A collaborative effort of several National Oceanic and Atmospheric Administration (NOAA) and National Weather Service (NWS)hydrology research laboratories, the Research Distributed Hydrologic Model (RDHM) (Koren et al. 2004, Reed et al. 2007), was developed to improve streamflow predictions in streams and rivers and to improve flash flood forecasting by incorporating evolving estimates of relevant parameters, such as soil moisture, soil temperature, permeability, and vegetation, in addition to the primary forcing mechanism, rainfall. Since its inception in 2008, local domain knowledge has improved. For example, in the Dallas-Fort Worth (DFW) metroplex in North Texas, high resolution Lidar based surveys have enabled the creation of highly accurate topology mappings which expose riverbeds and manmade drainage systems. Additionally, urban surface changes have been well documented thanks to such mappings. This knowledge has also contributed to an improvement in the accuracy of gridded rainfall estimates, which are provided at higher temporal and spatial resolutions. The RDHM model has traditionally been run on a single, powerful dedicated server. In an effort to improve scalability as resolutions and domain sizes increase, and to tailor the output for stakeholder decision support, here we have containerized the model for use in the cloud, and adopted Pegasus to manage the workflow.

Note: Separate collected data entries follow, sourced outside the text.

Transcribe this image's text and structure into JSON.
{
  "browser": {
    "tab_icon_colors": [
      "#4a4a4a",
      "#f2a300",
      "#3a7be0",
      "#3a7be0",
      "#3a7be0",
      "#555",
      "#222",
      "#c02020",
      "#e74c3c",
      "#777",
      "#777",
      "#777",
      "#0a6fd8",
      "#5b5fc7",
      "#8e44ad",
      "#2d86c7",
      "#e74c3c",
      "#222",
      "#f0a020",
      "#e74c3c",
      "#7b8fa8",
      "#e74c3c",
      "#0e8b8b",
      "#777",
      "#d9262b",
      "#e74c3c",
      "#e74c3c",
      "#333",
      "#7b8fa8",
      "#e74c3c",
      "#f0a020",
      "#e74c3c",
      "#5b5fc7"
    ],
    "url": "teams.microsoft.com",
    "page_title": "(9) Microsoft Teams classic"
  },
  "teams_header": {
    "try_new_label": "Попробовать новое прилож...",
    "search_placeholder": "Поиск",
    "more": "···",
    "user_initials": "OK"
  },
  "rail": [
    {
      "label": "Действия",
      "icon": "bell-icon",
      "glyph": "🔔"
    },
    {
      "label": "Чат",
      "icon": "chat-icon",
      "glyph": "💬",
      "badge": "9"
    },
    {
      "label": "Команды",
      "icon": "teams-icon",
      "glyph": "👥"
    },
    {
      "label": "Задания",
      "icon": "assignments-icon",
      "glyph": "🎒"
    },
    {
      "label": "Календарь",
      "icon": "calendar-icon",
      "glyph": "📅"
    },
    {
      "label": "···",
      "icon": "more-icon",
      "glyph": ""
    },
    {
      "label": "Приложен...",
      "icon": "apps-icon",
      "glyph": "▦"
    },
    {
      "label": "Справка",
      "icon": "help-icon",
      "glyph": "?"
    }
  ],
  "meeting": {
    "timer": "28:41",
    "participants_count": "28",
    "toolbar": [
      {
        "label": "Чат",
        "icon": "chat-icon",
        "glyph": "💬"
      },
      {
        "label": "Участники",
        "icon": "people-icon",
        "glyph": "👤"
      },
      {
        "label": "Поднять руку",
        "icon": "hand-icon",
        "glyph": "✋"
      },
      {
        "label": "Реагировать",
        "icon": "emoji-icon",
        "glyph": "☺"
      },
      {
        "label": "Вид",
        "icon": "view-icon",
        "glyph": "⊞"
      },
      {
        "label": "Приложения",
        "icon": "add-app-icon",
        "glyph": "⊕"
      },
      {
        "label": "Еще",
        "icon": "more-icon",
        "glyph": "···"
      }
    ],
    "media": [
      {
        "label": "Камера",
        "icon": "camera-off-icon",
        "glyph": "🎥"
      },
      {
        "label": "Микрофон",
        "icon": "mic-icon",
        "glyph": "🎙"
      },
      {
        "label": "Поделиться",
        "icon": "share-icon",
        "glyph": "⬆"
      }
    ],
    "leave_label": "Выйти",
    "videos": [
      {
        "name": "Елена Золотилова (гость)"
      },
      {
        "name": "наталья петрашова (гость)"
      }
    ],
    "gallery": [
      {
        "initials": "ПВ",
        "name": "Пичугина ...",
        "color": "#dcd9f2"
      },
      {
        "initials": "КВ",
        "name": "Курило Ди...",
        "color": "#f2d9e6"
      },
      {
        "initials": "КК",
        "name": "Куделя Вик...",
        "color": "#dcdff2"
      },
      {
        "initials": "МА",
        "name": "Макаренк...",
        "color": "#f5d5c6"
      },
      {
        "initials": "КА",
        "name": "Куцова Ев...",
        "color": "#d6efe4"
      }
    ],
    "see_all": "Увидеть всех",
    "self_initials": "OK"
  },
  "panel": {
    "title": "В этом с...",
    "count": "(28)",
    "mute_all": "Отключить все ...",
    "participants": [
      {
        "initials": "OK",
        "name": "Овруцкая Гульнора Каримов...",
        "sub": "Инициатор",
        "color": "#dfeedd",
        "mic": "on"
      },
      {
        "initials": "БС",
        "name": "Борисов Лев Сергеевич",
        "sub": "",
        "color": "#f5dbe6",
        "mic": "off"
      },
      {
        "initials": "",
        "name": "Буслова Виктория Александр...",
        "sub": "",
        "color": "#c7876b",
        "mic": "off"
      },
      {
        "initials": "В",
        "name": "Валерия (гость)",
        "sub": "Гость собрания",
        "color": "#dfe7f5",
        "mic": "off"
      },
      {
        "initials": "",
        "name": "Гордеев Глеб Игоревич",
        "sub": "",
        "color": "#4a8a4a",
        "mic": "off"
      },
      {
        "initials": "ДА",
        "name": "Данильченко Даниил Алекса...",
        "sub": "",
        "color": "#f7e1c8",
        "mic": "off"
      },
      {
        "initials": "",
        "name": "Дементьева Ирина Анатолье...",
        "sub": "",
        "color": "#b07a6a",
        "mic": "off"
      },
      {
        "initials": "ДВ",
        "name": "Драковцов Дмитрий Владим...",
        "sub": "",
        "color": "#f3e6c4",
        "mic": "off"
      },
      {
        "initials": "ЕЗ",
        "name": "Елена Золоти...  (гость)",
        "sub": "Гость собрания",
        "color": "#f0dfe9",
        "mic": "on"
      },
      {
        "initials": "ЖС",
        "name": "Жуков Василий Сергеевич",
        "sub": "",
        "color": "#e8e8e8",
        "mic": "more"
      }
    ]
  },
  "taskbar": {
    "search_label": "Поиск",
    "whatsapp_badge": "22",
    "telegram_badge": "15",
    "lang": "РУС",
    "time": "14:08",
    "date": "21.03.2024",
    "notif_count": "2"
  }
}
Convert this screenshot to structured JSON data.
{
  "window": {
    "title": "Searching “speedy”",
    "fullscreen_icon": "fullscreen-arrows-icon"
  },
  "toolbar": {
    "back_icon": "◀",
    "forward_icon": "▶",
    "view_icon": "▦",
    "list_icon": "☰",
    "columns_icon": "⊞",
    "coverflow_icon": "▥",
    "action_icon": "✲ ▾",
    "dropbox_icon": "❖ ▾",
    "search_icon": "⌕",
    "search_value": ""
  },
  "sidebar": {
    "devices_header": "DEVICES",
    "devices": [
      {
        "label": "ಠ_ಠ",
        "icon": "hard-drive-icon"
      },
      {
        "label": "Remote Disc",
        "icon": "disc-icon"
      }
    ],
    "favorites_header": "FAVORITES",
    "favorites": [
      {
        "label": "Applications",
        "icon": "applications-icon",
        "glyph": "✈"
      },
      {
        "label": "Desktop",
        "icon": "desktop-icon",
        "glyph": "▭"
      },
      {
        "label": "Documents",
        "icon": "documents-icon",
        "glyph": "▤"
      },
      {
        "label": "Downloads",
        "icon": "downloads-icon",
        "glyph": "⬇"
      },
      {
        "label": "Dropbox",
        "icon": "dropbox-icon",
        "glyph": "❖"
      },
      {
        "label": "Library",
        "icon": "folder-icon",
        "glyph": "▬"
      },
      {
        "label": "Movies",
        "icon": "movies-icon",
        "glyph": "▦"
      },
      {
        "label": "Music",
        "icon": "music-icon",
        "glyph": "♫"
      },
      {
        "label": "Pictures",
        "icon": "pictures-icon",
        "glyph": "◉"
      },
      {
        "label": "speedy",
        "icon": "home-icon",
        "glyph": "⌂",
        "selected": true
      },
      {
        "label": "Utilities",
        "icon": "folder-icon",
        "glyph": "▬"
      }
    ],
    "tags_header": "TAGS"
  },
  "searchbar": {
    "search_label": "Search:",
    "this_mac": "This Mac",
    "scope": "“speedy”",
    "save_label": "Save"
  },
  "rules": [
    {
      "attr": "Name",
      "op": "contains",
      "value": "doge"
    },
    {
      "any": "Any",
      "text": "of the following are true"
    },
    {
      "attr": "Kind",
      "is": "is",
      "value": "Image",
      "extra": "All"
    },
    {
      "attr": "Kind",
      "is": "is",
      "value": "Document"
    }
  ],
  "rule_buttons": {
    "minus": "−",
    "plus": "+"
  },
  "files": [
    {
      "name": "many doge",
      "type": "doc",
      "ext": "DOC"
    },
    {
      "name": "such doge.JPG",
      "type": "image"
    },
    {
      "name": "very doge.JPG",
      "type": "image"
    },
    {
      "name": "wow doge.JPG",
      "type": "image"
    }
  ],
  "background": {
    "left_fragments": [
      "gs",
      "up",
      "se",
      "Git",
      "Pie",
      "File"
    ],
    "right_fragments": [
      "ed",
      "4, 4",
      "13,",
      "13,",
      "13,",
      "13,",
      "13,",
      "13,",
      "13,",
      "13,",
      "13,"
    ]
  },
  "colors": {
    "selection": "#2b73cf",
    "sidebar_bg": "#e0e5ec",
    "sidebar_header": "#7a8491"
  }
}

Figure 1: RDHM Pegasus Workflow
The RDHM workflow (depicted in figure 1) was developed using the Pegasus 5.0 Python API and is executed in an ExoGENIdeployment by Pegasus on a continual basis using the latest precipitation data provided by two sources: the Next Generation Weather Radar (NEXRAD) system and a network of Doppler radars operated by the Collaborative Adaptive Sensing of the Atmosphere (CASA)partnership. This data is then combined and fed into the RDHM flood model, along with a multitude of input parameters derived from high-resolution topography, land cover, land use, and soil data of the DFW region, and other hydrologic and climatological data. To ensure that the RDHM flood model has access to best estimates of the current hydrologic conditions, its output from the previous run of the workflow is also passed in as an input, forming a feedback loop over all consecutive runs of this workflow. Once complete, the RDHM model outputs streamflow, runoff, and return period estimates valuable for flash flood forecasting, along with the updated parameterizations to be used for the next instantiation of the model. This output data is formatted as XMRG, a legacy binary format in the Hydrological Rainfall Analysis Projection (HRAP) coordinate system, used by the NWS. The next steps in this workflow involve converting the XMRG output file(s) into the modern GIS format GeoJSON, and the packed binary grid format NetCDF, with standard WGS84 map projections. The output GeoJSON files can be ingested by mapping services such as Google maps for web display (figures 2, 3, 4), while the NetCDF files are contoured into geofenced polygons representing areas where the hydrologic values exceed standard thresholds for alerting. These contours are sent to a remote database in near real time, triggering targeted flash flood alerts sent to people in the risk area, as well as city emergency managers and stormwater management personnel.
To ensure portability across various clouds, this workflow utilizes Pegasus’ Singularity container support. The RDHM model and all the downstream processes are containerized with the latest model parameters stored locally for continuity across runs and also to persist offline should the compute cloud architecture go down.